# Warhammer: shadow of the horned rat on vista



## unstookietitled (Apr 26, 2008)

I can't get "Warhammer: Shadow of the Horned Rat" to install on my laptop.

The game is for windows 95 and I have tried changing the compatability around but it still doesn't work. Anyone know how to solve this problem?


----------



## Indoril Nerevar (Jan 7, 2006)

Hi, and welcome to TSF.

Getting 95/98 games to run on anything other than 95/98 is almost impossible. There are pretty much only two steps available - try compatibility mode (rarely works), or download a DOS emulator, such as DOSBox (Google it). I've gotten DOSBox to work for a couple of games, but that's about it. For that very reason, I got myself a very old system with Windows 98, and I play all my old games on that.


----------



## RawIsEricho (Nov 20, 2008)

I actually can get the game to run, I just can't get the battle screen to not be black. Follow these steps to do it.

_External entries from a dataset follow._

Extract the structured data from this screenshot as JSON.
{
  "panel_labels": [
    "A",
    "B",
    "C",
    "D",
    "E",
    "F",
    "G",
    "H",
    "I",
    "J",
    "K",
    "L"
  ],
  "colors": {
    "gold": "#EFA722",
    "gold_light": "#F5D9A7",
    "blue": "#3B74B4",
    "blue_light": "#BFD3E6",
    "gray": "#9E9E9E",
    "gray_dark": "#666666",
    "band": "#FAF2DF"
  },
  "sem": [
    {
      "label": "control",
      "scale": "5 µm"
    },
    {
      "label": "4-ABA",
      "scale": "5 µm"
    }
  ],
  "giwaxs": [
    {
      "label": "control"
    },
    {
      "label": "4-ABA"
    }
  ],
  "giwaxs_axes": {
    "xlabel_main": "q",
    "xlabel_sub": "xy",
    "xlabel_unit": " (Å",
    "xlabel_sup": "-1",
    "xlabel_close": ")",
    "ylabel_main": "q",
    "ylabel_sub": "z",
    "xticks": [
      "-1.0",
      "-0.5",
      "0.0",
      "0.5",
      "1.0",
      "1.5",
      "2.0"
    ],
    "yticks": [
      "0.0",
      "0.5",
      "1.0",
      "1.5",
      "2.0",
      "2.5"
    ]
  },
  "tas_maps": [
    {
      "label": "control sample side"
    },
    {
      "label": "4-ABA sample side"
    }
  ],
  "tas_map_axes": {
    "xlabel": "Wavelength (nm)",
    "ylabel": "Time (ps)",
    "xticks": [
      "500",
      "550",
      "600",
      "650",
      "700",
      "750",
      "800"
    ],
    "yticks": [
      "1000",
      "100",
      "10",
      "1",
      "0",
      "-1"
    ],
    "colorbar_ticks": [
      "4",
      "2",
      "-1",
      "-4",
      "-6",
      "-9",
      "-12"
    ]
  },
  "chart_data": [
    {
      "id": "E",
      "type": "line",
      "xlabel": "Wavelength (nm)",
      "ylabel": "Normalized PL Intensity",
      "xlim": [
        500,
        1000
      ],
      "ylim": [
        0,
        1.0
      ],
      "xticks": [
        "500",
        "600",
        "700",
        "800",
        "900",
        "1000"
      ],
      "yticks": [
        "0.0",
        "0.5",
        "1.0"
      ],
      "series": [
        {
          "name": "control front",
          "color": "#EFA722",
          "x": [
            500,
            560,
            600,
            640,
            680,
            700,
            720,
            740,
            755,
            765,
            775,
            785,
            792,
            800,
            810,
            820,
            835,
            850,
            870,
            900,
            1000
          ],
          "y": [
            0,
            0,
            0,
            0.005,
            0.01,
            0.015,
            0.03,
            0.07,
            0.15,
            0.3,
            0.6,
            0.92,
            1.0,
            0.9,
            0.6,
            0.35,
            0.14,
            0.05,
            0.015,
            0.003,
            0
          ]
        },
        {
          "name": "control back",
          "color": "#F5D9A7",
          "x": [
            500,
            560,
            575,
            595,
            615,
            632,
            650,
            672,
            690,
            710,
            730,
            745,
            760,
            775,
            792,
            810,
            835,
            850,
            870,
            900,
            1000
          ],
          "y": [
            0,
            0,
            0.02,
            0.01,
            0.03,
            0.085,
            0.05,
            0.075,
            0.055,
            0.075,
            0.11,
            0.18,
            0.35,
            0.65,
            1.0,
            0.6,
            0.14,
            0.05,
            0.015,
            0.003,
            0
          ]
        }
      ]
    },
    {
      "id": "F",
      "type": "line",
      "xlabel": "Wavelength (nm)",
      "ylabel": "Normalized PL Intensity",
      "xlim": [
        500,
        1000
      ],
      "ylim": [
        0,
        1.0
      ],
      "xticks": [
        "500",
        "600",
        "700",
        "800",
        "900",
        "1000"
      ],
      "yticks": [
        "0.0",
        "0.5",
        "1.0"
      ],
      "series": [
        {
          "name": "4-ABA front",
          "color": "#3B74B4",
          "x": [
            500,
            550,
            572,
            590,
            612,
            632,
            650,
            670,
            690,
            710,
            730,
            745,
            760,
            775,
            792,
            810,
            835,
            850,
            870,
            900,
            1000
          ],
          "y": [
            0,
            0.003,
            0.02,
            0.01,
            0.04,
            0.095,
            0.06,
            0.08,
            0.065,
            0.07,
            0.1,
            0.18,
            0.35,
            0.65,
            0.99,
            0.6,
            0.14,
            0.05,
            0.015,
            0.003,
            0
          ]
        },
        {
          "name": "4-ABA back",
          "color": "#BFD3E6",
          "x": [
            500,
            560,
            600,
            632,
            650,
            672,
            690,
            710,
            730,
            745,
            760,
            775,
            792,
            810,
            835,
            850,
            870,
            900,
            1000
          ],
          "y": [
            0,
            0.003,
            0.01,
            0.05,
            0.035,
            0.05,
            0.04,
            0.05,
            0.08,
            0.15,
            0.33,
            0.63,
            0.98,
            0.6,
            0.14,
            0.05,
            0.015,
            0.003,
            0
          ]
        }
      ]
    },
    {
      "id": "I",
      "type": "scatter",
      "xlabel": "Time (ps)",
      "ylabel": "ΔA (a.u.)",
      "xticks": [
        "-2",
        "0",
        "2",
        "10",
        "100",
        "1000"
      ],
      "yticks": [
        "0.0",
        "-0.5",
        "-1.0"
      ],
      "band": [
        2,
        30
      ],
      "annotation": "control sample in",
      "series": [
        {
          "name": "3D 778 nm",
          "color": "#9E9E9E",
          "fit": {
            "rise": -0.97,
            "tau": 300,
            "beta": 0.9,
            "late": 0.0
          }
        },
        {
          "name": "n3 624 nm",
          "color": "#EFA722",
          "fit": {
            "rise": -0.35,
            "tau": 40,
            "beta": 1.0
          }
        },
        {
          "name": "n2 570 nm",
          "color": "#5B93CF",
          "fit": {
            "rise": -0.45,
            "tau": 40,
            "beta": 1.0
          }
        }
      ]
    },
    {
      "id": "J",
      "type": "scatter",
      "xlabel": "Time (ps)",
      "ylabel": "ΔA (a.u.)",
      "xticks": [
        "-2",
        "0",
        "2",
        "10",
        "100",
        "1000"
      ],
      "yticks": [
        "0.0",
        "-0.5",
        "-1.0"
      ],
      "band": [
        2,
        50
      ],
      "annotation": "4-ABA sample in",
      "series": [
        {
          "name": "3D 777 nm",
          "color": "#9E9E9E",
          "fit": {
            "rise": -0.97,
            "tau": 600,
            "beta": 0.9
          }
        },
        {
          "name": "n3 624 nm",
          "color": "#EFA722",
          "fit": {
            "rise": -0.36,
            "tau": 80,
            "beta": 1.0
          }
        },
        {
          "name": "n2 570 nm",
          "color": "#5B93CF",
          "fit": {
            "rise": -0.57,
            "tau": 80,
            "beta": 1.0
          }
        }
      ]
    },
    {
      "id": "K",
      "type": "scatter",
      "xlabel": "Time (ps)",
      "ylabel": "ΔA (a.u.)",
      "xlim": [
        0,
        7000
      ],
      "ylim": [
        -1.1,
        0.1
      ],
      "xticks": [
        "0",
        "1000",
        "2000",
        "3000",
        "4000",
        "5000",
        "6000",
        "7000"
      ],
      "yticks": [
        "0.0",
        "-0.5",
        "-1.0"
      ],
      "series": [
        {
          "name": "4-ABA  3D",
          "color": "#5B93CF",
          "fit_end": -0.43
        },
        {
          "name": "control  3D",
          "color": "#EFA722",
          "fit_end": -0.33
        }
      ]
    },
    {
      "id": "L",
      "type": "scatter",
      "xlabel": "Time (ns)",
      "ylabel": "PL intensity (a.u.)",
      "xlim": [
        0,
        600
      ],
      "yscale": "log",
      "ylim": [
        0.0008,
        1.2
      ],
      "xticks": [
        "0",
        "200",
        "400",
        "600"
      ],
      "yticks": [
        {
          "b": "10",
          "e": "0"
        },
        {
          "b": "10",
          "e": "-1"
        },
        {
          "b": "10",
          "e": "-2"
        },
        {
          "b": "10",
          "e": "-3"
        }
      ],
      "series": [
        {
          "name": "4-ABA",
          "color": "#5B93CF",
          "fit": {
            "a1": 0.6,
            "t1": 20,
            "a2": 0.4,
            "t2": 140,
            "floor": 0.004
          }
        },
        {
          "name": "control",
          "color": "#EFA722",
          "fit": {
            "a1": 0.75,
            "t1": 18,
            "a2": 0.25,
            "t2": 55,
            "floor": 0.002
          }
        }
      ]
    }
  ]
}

1)Copy RMORPH folder contents to your windows\system32 folder.
2)Copy WARFB folder to C:\GAMES folder (or whatever folder you want, but then you'll need to change paths in reg file).
3)Create empty folder TEMP inside WARFB folder.
4)Create folder UPDATE inside WARFB folder.
5)Create folder BINARY inside WARFB\UPDATE folder.
6)Copy only files (not the folders!) from <your CD_ROM>\WARFB\FILE\BINARY to C:\GAMES\WARFB\UPDATE\BINARY folder.
7)Run the included file SOTHR.reg to register required dlls.
8)In your WARFB folder set for game executable compatibility option "Run in 256-color mode".
9)Run the game. If you want windowed mode, ALT-TAB from it and then select it from taskbar, it should stay windowed.


----------



## Daisuke1133 (Dec 15, 2009)

RawIsEricho said:


> 7)Run the included file SOTHR.reg to register required dlls.


Where is this file? I can't seem to find it anywhere on the cd or anywhere else? :4-dontkno


----------



## koala (Mar 27, 2005)

RawIsEcho's instructions were copy/pasted from someone else's reply in this thread from 2007: *http://www.rpgcodex.net/phpBB/viewtopic.php?p=425469&sid=ccf8a9e756c5e5774e1dc5b595c3667b* , but he left out the registry part.

Backup your registry before making any changes in case anything goes wrong. No guarantees it will work.



> Oh Jasede (and everyone else),
> here is how to play the game under XP (I tested it and it works) :
> 
> 1)Copy RMORPH folder contents to your windows\system32 folder.
> ...


----------